Vrouwenkerk te Melun als diptiek vereenigd met het luik, dat den
stichter Etienne Chevalier, tresorier des konings, met den heiligen
Stephanus vertoont, thans te Berlijn. Een oude traditie, in de 17e eeuw
door den oudheidkundige Denis Godefroy opgeteekend, wil, dat de Madonna
de trekken van Agnes Sorel weergeeft, de koninklijke maitresse, voor wie
Chevalier zijn hartstocht niet verborg. Het is inderdaad, bij al de
groote hoedanigheden der schildering, een modepop, die wij voor ons
zien, met het gebombeerde kaalgeschoren voorhoofd, de wijd
uiteenstaande, kogelronde borsten, het hooge dunne middel. De bizarrerie
van de hermetische gelaatsuitdrukking, de stijve roode en blauwe
engelen, alles werkt mee, om aan het schilderij een waas van decadente
goddeloosheid te geven, waarbij de forsche, slichte voorstelling van den
stichter en zijn heilige op het andere luik wonderlijk afsteekt.
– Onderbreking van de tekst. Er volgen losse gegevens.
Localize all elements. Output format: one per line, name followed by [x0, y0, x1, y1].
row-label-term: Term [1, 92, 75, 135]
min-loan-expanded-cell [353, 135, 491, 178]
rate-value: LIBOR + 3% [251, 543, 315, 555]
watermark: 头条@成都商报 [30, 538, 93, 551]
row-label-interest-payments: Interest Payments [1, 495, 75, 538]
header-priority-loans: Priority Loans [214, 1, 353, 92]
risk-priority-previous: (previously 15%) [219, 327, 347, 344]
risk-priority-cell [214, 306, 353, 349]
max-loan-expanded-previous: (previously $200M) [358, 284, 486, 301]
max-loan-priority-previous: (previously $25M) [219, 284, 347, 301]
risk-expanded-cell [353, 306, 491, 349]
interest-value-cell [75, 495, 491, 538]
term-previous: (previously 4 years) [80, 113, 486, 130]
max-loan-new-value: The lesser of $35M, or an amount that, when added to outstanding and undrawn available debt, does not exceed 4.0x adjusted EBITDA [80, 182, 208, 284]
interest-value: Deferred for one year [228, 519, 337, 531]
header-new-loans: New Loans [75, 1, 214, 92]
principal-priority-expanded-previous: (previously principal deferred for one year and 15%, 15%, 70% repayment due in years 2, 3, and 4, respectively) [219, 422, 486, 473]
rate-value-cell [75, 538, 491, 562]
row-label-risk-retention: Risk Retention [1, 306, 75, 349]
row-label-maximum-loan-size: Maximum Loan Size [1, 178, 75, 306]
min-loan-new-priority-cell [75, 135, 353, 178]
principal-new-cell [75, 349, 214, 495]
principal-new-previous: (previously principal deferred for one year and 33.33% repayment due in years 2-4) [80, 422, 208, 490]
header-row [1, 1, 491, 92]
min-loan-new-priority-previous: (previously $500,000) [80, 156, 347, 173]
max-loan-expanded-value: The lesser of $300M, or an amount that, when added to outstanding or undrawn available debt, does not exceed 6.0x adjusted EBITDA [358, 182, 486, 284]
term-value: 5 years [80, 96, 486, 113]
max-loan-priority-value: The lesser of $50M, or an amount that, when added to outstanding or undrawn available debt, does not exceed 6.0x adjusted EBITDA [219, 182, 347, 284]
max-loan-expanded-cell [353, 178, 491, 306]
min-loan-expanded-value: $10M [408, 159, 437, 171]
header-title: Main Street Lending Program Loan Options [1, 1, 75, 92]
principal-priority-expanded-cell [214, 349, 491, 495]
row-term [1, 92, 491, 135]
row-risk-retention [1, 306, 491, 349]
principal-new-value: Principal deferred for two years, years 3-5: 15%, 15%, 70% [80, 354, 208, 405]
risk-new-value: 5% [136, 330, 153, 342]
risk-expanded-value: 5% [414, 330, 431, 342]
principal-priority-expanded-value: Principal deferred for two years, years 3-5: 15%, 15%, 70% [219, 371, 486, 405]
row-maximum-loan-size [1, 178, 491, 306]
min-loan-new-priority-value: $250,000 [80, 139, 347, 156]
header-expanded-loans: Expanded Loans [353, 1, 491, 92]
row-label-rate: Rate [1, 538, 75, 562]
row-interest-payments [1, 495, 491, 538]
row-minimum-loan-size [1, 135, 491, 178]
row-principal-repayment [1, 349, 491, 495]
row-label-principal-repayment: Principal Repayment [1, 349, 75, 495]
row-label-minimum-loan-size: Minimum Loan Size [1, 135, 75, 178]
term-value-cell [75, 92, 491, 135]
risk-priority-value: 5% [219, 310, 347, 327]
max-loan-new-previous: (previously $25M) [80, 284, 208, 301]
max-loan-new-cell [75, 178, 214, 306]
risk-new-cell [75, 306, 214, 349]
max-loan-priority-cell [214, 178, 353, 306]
Godefroy zag op het blauw fluweel eener breede lijst de naamletter E in
parelen, telkens verbonden door liefdestrikken (lacs d'amour) uit goud-
en zilverdraad. [499] Ligt in het geheel niet een blasphemische
vrijmoedigheid met het heilige, die door geen Renaissance-geest te
overtreffen was?
De oneerbiedigheid van het dagelijksche kerkelijk leven was schier
zonder grenzen. Men beweert, dat bij de missen, op wereldlijke thema's
gecomponeerd, in den dienst zelfs de teksten dier profane liederen:
_baisez-moi, rouges nez_, tusschen den liturgischen tekst door werden
gezongen. [500] David van Bourgondie, de bastaard van Philips den Goede,
houdt zijn intrede als bisschop van Utrecht te midden van een
krijgsgevolg van enkel edelen, waarmee zijn broeder de bastaard van
Bourgondie hem uit Amersfoort is komen afhalen. De nieuwe bisschop zelf
is geheel geharnast, alsof hij een veroverend wereldlijk vorst ware; zoo
rijdt hij naar den dom, en gaat er binnen in een processie met vanen en
kruisen, om voor het hoogaltaar te bidden. [501] Leg naast die
Bourgondische onbeschaamde hoovaardij de gemoedelijke onbeschaamdheid
van Rudolf Agricola's vader, den pastoor van Baflo, die op den dag, dat
hij tot abt van Selwert was gekozen, het bericht kreeg, dat hem uit zijn
bijzit een zoon geboren was, en zeide: "Heden ben ik tweemaal vader
geworden; moge Gods zegen er op rusten." [502]
De tijdgenooten beschouwen de toenemende oneerbiedigheid jegens de kerk
als een achteruitgang der zeden van den jongsten tijd.